Speaker
Description
Introduction:
Time-lapse MRI enables imaging of slowly moving individual immune cells in the intact brain in vivo. Applying this method to naïve mice and mice suffering from experimental autoimmune encephalomyelitis (EAE) has previously shown altered immune cell dynamics. The aim of this study is to evaluate time-lapse MRI of the brain under non-CNS associated inflammatory conditions.
Methods:
In a first animal model, C57BL/6 mice were injected subcutaneously with 100µl of a polyacrylamide-gel (pellet) containing lipopolysaccharide (LPS, 10, 20, 40µg LPS/100µl PAG) to induce a sterile local inflammation (n=6 each). After 24h mice were i.v. injected with iron oxide nano particles (Resovist, Ferucarbotran, 1.9ml/kg BW). 24h later time-lapse MRI of the whole brain with 20 time-frames (scan time: 8min 12s for a single time-frame) was performed.

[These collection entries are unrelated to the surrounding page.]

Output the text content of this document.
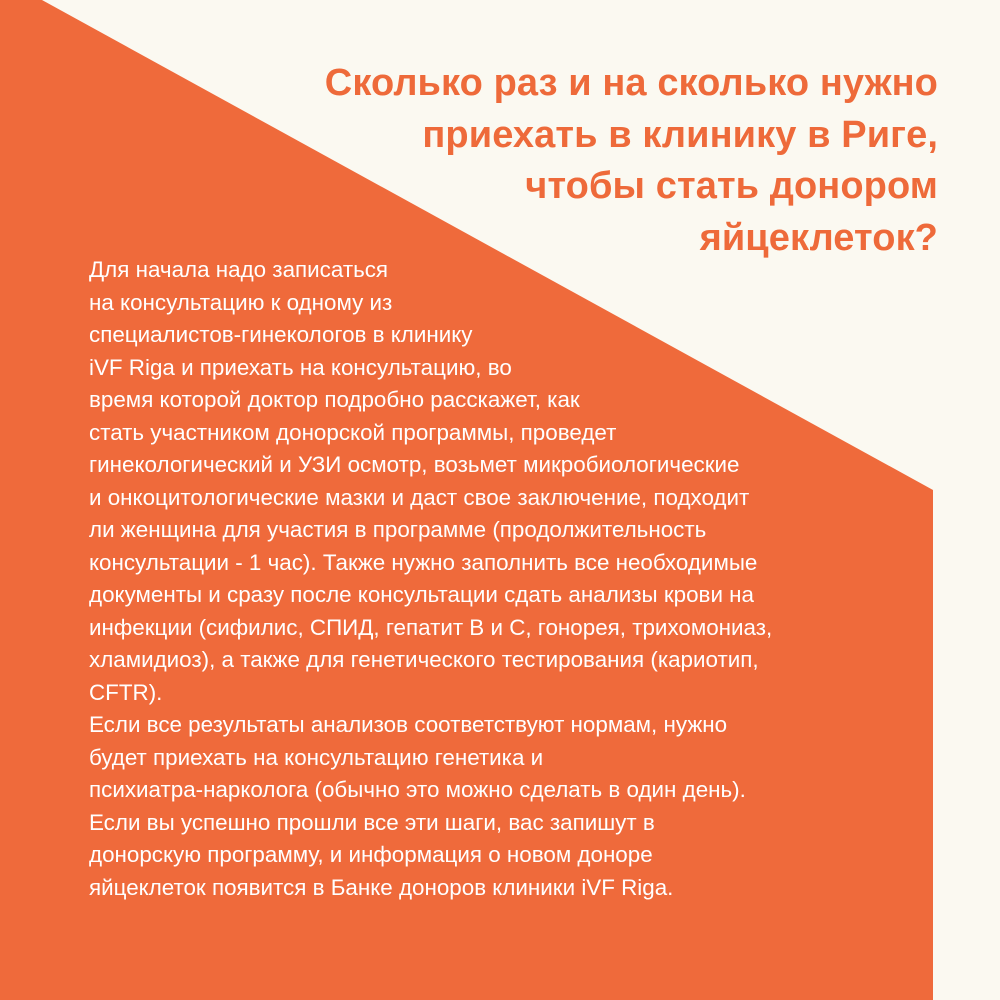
Сколько раз и на сколько нужно
приехать в клинику в Риге,
чтобы стать донором
яйцеклеток?
Для начала надо записаться
на консультацию к одному из
специалистов-гинекологов в клинику
iVF Riga и приехать на консультацию, во
время которой доктор подробно расскажет, как
стать участником донорской программы, проведет
гинекологический и УЗИ осмотр, возьмет микробиологические
и онкоцитологические мазки и даст свое заключение, подходит
ли женщина для участия в программе (продолжительность
консультации - 1 час). Также нужно заполнить все необходимые
документы и сразу после консультации сдать анализы крови на
инфекции (сифилис, СПИД, гепатит В и С, гонорея, трихомониаз,
хламидиоз), а также для генетического тестирования (кариотип,
CFTR).
Если все результаты анализов соответствуют нормам, нужно
будет приехать на консультацию генетика и
психиатра-нарколога (обычно это можно сделать в один день).
Если вы успешно прошли все эти шаги, вас запишут в
донорскую программу, и информация о новом доноре
яйцеклеток появится в Банке доноров клиники iVF Riga.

In a second model C57BL/6 mice (n=3) were i.v. injected with 1x105 CFU of S. aureus, followed by the same time-lapse MRI protocol.
Healthy C57BL/6 mice (n=8) injected only with Resovist were used as control.
Data was analyzed manually by counting labelled cells in the brain, detected as hypointense spots (events).
Results:
Time-lapse MRI enables early detection of non-CNS associated inflammation. In control mice (269±29) events were observed, a similar number as reported previously (Masthoff et al 2018). In the local inflammation model, the number of events was significantly reduced to (173±16). In the systemic sepsis model with (19±2) events this reduction was even more pronounced.
Discussion:
As shown previously time-lapse MRI enables detection and quantification of altered immune cell dynamics between health and disease. Not only EAE as CNS autoinflammation but also local peripheral inflammation as well as systemic sepsis has altered immune cell dynamics in the brain, as detected and quantified by time-lapse MRI. Immune cell dynamics are dependent on the quality and intensity of the inflammatory stimulus.